DENX Software Engineering GmbH,      Managing Director: Wolfgang Denk
HRB 165235 Munich, Office: Kirchenstr.5, D-82194 Groebenzell, Germany
Phone: (+49)-8142-66989-59 Fax: (+49)-8142-66989-80 Email: lukma@denx.de

[-- Attachment #2: OpenPGP digital signature --]
[-- Type: application/pgp-signature, Size: 488 bytes --]

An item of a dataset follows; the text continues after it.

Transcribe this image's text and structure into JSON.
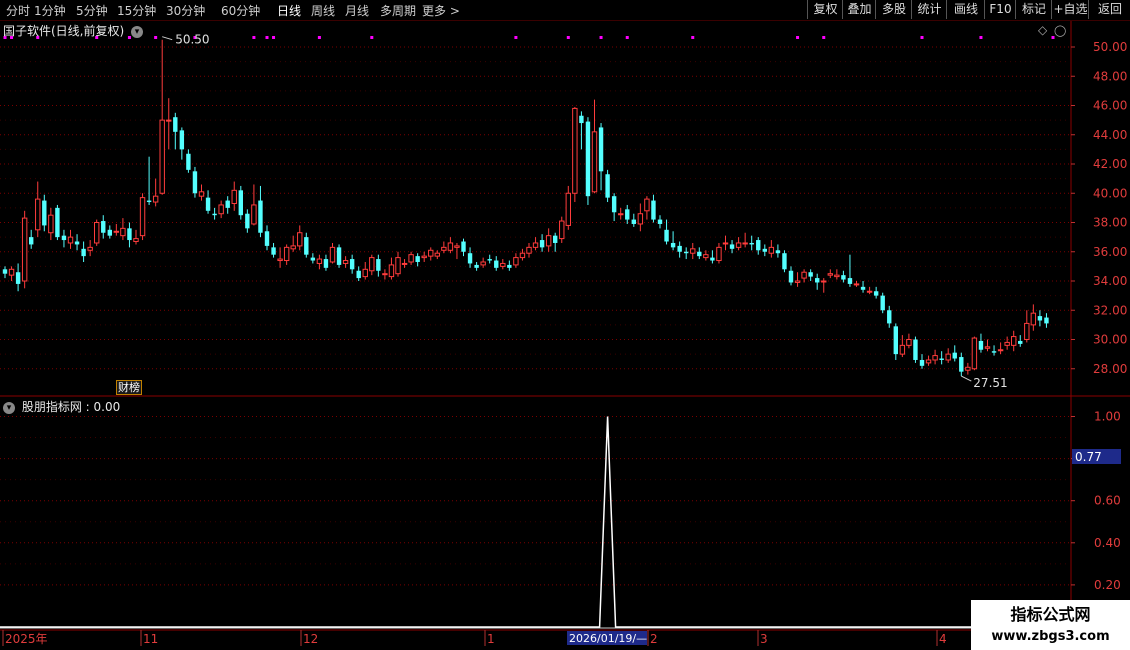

Re: [PATCH v2 2/7] y2038: Introduce __ASSUME_64BIT_TIME define

[Stepan Golosunov]

05.06.2019 в 18:35:16 +0200 Lukasz Majewski написал:
> Hi Stepan,
> 
> > 08.05.2019 в 12:18:40 +0200 Lukasz Majewski написал:
> > > Hi Joseph,
> > >   
> > > > On Mon, 6 May 2019, Lukasz Majewski wrote:
> > > >   
> > > > > > So, which is (or will be) the case in 5.1 release?  Padding
> > > > > > ignored or not?    
> > > > > 
> > > > > As confirmed in the other mail - the padding is ignored in Linux
> > > > > kernel (and the fix patch for x32 is up its way to be
> > > > > pulled).    
> > > > 
> > > > Did the patch to ignore padding (for compat syscalls under 64-bit
> > > > kernels, non-x32) make it into the final 5.1 release?  
> > > 
> > > As fair as I can tell, it was not pulled to 5.1.  
> > 
> > The patch went into 5.1.5 and 5.2-rc1.
> > 
> > So the question now is:
> > 
> > Should Linux 5.1.0–5.1.4 be considered buggy and unsupported, or
> > should glibc clear padding around tv_nsec on 32-bit architectures when
> > __LINUX_KERNEL_VERSION < 0x050105 and 64-bit kernel exists?
> 
> I would assume that the kernel is buggy for 5.1.0–5.1.4 on x32 (I
> don't know what would be the impact of such decision - to be more
> specific how many x32 ABI users would be affected).

x32 is irrelevant for this bug (as long as it has 64-bit tv_nsec in
glibc).  All other 32-bit ABIs which can be used on 64-bit kernels are
affected.

> Moreover, I would add the condition __LINUX_KERNEL_VERSION >= 0x050105
> when we define __ASSUME_TIME64_SYSCALLS.

This won't help as _time64 syscalls should be called even when
__ASSUME_TIME64_SYSCALLS is not defined.